Dénis Mukege qui précise que les conflits qui ravagent la RDC depuis 25 ans sont les plus meurtriers depuis la Seconde Guerre mondiale, soutient que « Cette situation tragique et scandaleuse n’est plus supportable ». M. Mukwege affirme que sous d’autres cieux, la commission de ces crimes les plus graves mobiliserait l’intervention de la justice pénale internationale, mais au sein d’une communauté internationale où règne la loi du « deux poids deux mesures », ces atrocités de masse qui endeuillent chaque jour la nation congolaise sont commises dans une indifférence qui soulève « une profonde indignation ».

« Malgré l’état de siège instauré dans les Kivus et en Ituri, la situation sécuritaire ne semble pas s’améliorer dans ces Provinces et la crise humanitaire dramatique que les populations civiles endurent se transforme en une véritable crise de notre humanité » explique-t-il, insistant que le fait que la situation qui prévaut dans cette région touchée par les conflits armés depuis des décennies est la deuxième crise humanitaire la plus grave au monde quand on prend en compte les 5,2 millions de déplacés que connaît la RDC.

« Face à l’échec des solutions politiques et sécuritaires, nous sommes convaincus que le chemin de la paix durable passera par le recours à tous les mécanismes de la justice transitionnelle. En effet, à l’instar de n’importe quel peuple, les victimes congolaises des atrocités de masse et la société congolaise dans son ensemble ont le droit à la vérité, à la justice, à des réparations et à des garanties de non-renouvellement des atrocités, en conformité avec les recommandations formulées dans le rapport Mapping, publié il y a presque 11 ans par le Haut-Commissariat des Nations Unies pour les Droits de l’Homme » soutient le célèbre gynecologue.

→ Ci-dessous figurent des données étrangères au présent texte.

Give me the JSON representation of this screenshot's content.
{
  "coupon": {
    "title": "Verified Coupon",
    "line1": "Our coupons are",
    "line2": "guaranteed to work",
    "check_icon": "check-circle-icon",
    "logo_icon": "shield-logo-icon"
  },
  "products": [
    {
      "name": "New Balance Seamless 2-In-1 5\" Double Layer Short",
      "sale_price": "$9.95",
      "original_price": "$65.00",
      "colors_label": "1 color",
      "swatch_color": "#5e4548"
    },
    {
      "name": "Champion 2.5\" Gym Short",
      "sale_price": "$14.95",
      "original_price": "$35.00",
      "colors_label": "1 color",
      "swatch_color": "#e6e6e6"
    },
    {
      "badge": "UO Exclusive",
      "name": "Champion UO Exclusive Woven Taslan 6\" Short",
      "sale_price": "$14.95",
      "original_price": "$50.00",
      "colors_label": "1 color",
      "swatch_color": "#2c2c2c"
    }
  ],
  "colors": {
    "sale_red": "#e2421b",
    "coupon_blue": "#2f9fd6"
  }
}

Félix Tshisekedi appelé à prendre les choses en main

Et alors que les dirigeants du monde entier prendront bientôt la parole lors de l’Assemblée générale annuelle des Nations Unies, Mukwege estime que le moment est venu pour le Président de la République de faire preuve d’une réelle volonté politique de placer la lutte contre l’impunité et le recours à la justice transitionnelle au cœur de la stratégie de sortie de la MONUSCO.

« Nous l’invitons à solliciter l’aide des Nations unies et l’adoption d’une résolution du Conseil de sécurité pour mettre en place sans délai une équipe d’enquêteurs intégrée au Bureau conjoint des Nations unies pour les droits de l’homme, comprenant des experts en anthropologie médico-légale, afin d’exhumer les nombreuses fosses communes de l’est du pays et de recueillir et préserver les preuves des actes susceptibles de constituer des crimes de guerre, des crimes contre l’humanité et des crimes de génocide perpétrés en RDC » déclare le Prix Nobel de la Paix.

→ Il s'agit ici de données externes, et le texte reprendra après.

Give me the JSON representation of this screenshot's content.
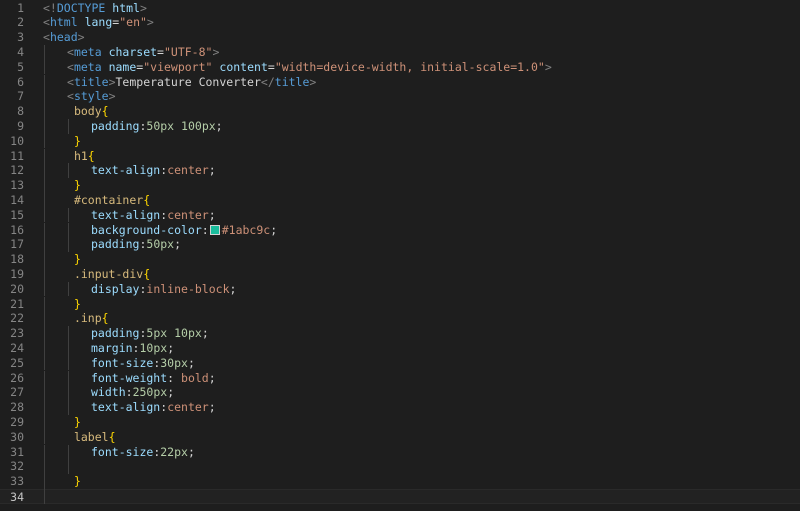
{
  "editor": {
    "language": "html",
    "current_line": 34,
    "lines": [
      {
        "n": "1",
        "indent": 0,
        "tokens": [
          {
            "t": "punct",
            "v": "<!"
          },
          {
            "t": "doctype",
            "v": "DOCTYPE"
          },
          {
            "t": "plain",
            "v": " "
          },
          {
            "t": "attr",
            "v": "html"
          },
          {
            "t": "punct",
            "v": ">"
          }
        ]
      },
      {
        "n": "2",
        "indent": 0,
        "tokens": [
          {
            "t": "punct",
            "v": "<"
          },
          {
            "t": "tag",
            "v": "html"
          },
          {
            "t": "plain",
            "v": " "
          },
          {
            "t": "attr",
            "v": "lang"
          },
          {
            "t": "plain",
            "v": "="
          },
          {
            "t": "str",
            "v": "\"en\""
          },
          {
            "t": "punct",
            "v": ">"
          }
        ]
      },
      {
        "n": "3",
        "indent": 0,
        "tokens": [
          {
            "t": "punct",
            "v": "<"
          },
          {
            "t": "tag",
            "v": "head"
          },
          {
            "t": "punct",
            "v": ">"
          }
        ]
      },
      {
        "n": "4",
        "indent": 1,
        "tokens": [
          {
            "t": "punct",
            "v": "<"
          },
          {
            "t": "tag",
            "v": "meta"
          },
          {
            "t": "plain",
            "v": " "
          },
          {
            "t": "attr",
            "v": "charset"
          },
          {
            "t": "plain",
            "v": "="
          },
          {
            "t": "str",
            "v": "\"UTF-8\""
          },
          {
            "t": "punct",
            "v": ">"
          }
        ]
      },
      {
        "n": "5",
        "indent": 1,
        "tokens": [
          {
            "t": "punct",
            "v": "<"
          },
          {
            "t": "tag",
            "v": "meta"
          },
          {
            "t": "plain",
            "v": " "
          },
          {
            "t": "attr",
            "v": "name"
          },
          {
            "t": "plain",
            "v": "="
          },
          {
            "t": "str",
            "v": "\"viewport\""
          },
          {
            "t": "plain",
            "v": " "
          },
          {
            "t": "attr",
            "v": "content"
          },
          {
            "t": "plain",
            "v": "="
          },
          {
            "t": "str",
            "v": "\"width=device-width, initial-scale=1.0\""
          },
          {
            "t": "punct",
            "v": ">"
          }
        ]
      },
      {
        "n": "6",
        "indent": 1,
        "tokens": [
          {
            "t": "punct",
            "v": "<"
          },
          {
            "t": "tag",
            "v": "title"
          },
          {
            "t": "punct",
            "v": ">"
          },
          {
            "t": "text",
            "v": "Temperature Converter"
          },
          {
            "t": "punct",
            "v": "</"
          },
          {
            "t": "tag",
            "v": "title"
          },
          {
            "t": "punct",
            "v": ">"
          }
        ]
      },
      {
        "n": "7",
        "indent": 1,
        "tokens": [
          {
            "t": "punct",
            "v": "<"
          },
          {
            "t": "tag",
            "v": "style"
          },
          {
            "t": "punct",
            "v": ">"
          }
        ]
      },
      {
        "n": "8",
        "indent": 1,
        "tokens": [
          {
            "t": "plain",
            "v": " "
          },
          {
            "t": "sel",
            "v": "body"
          },
          {
            "t": "brace",
            "v": "{"
          }
        ]
      },
      {
        "n": "9",
        "indent": 2,
        "tokens": [
          {
            "t": "prop",
            "v": "padding"
          },
          {
            "t": "plain",
            "v": ":"
          },
          {
            "t": "num",
            "v": "50px"
          },
          {
            "t": "plain",
            "v": " "
          },
          {
            "t": "num",
            "v": "100px"
          },
          {
            "t": "plain",
            "v": ";"
          }
        ]
      },
      {
        "n": "10",
        "indent": 1,
        "tokens": [
          {
            "t": "plain",
            "v": " "
          },
          {
            "t": "brace",
            "v": "}"
          }
        ]
      },
      {
        "n": "11",
        "indent": 1,
        "tokens": [
          {
            "t": "plain",
            "v": " "
          },
          {
            "t": "sel",
            "v": "h1"
          },
          {
            "t": "brace",
            "v": "{"
          }
        ]
      },
      {
        "n": "12",
        "indent": 2,
        "tokens": [
          {
            "t": "prop",
            "v": "text-align"
          },
          {
            "t": "plain",
            "v": ":"
          },
          {
            "t": "val",
            "v": "center"
          },
          {
            "t": "plain",
            "v": ";"
          }
        ]
      },
      {
        "n": "13",
        "indent": 1,
        "tokens": [
          {
            "t": "plain",
            "v": " "
          },
          {
            "t": "brace",
            "v": "}"
          }
        ]
      },
      {
        "n": "14",
        "indent": 1,
        "tokens": [
          {
            "t": "plain",
            "v": " "
          },
          {
            "t": "sel",
            "v": "#container"
          },
          {
            "t": "brace",
            "v": "{"
          }
        ]
      },
      {
        "n": "15",
        "indent": 2,
        "tokens": [
          {
            "t": "prop",
            "v": "text-align"
          },
          {
            "t": "plain",
            "v": ":"
          },
          {
            "t": "val",
            "v": "center"
          },
          {
            "t": "plain",
            "v": ";"
          }
        ]
      },
      {
        "n": "16",
        "indent": 2,
        "tokens": [
          {
            "t": "prop",
            "v": "background-color"
          },
          {
            "t": "plain",
            "v": ":"
          },
          {
            "t": "swatch",
            "v": "#1abc9c"
          },
          {
            "t": "val",
            "v": "#1abc9c"
          },
          {
            "t": "plain",
            "v": ";"
          }
        ]
      },
      {
        "n": "17",
        "indent": 2,
        "tokens": [
          {
            "t": "prop",
            "v": "padding"
          },
          {
            "t": "plain",
            "v": ":"
          },
          {
            "t": "num",
            "v": "50px"
          },
          {
            "t": "plain",
            "v": ";"
          }
        ]
      },
      {
        "n": "18",
        "indent": 1,
        "tokens": [
          {
            "t": "plain",
            "v": " "
          },
          {
            "t": "brace",
            "v": "}"
          }
        ]
      },
      {
        "n": "19",
        "indent": 1,
        "tokens": [
          {
            "t": "plain",
            "v": " "
          },
          {
            "t": "sel",
            "v": ".input-div"
          },
          {
            "t": "brace",
            "v": "{"
          }
        ]
      },
      {
        "n": "20",
        "indent": 2,
        "tokens": [
          {
            "t": "prop",
            "v": "display"
          },
          {
            "t": "plain",
            "v": ":"
          },
          {
            "t": "val",
            "v": "inline-block"
          },
          {
            "t": "plain",
            "v": ";"
          }
        ]
      },
      {
        "n": "21",
        "indent": 1,
        "tokens": [
          {
            "t": "plain",
            "v": " "
          },
          {
            "t": "brace",
            "v": "}"
          }
        ]
      },
      {
        "n": "22",
        "indent": 1,
        "tokens": [
          {
            "t": "plain",
            "v": " "
          },
          {
            "t": "sel",
            "v": ".inp"
          },
          {
            "t": "brace",
            "v": "{"
          }
        ]
      },
      {
        "n": "23",
        "indent": 2,
        "tokens": [
          {
            "t": "prop",
            "v": "padding"
          },
          {
            "t": "plain",
            "v": ":"
          },
          {
            "t": "num",
            "v": "5px"
          },
          {
            "t": "plain",
            "v": " "
          },
          {
            "t": "num",
            "v": "10px"
          },
          {
            "t": "plain",
            "v": ";"
          }
        ]
      },
      {
        "n": "24",
        "indent": 2,
        "tokens": [
          {
            "t": "prop",
            "v": "margin"
          },
          {
            "t": "plain",
            "v": ":"
          },
          {
            "t": "num",
            "v": "10px"
          },
          {
            "t": "plain",
            "v": ";"
          }
        ]
      },
      {
        "n": "25",
        "indent": 2,
        "tokens": [
          {
            "t": "prop",
            "v": "font-size"
          },
          {
            "t": "plain",
            "v": ":"
          },
          {
            "t": "num",
            "v": "30px"
          },
          {
            "t": "plain",
            "v": ";"
          }
        ]
      },
      {
        "n": "26",
        "indent": 2,
        "tokens": [
          {
            "t": "prop",
            "v": "font-weight"
          },
          {
            "t": "plain",
            "v": ": "
          },
          {
            "t": "val",
            "v": "bold"
          },
          {
            "t": "plain",
            "v": ";"
          }
        ]
      },
      {
        "n": "27",
        "indent": 2,
        "tokens": [
          {
            "t": "prop",
            "v": "width"
          },
          {
            "t": "plain",
            "v": ":"
          },
          {
            "t": "num",
            "v": "250px"
          },
          {
            "t": "plain",
            "v": ";"
          }
        ]
      },
      {
        "n": "28",
        "indent": 2,
        "tokens": [
          {
            "t": "prop",
            "v": "text-align"
          },
          {
            "t": "plain",
            "v": ":"
          },
          {
            "t": "val",
            "v": "center"
          },
          {
            "t": "plain",
            "v": ";"
          }
        ]
      },
      {
        "n": "29",
        "indent": 1,
        "tokens": [
          {
            "t": "plain",
            "v": " "
          },
          {
            "t": "brace",
            "v": "}"
          }
        ]
      },
      {
        "n": "30",
        "indent": 1,
        "tokens": [
          {
            "t": "plain",
            "v": " "
          },
          {
            "t": "sel",
            "v": "label"
          },
          {
            "t": "brace",
            "v": "{"
          }
        ]
      },
      {
        "n": "31",
        "indent": 2,
        "tokens": [
          {
            "t": "prop",
            "v": "font-size"
          },
          {
            "t": "plain",
            "v": ":"
          },
          {
            "t": "num",
            "v": "22px"
          },
          {
            "t": "plain",
            "v": ";"
          }
        ]
      },
      {
        "n": "32",
        "indent": 2,
        "tokens": []
      },
      {
        "n": "33",
        "indent": 1,
        "tokens": [
          {
            "t": "plain",
            "v": " "
          },
          {
            "t": "brace",
            "v": "}"
          }
        ]
      },
      {
        "n": "34",
        "indent": 1,
        "tokens": []
      }
    ]
  }
}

Dénis Mukwege appelle également Félix Tshisekedi à donner suite à son engagement d’adopter une stratégie nationale holistique pour la justice transitionnelle, à demander aux Nations Unies de créer une Cour pénale internationale pour la RDC et de soutenir la création de chambres mixtes spécialisées pour rendre justice aux victimes des crimes les plus graves.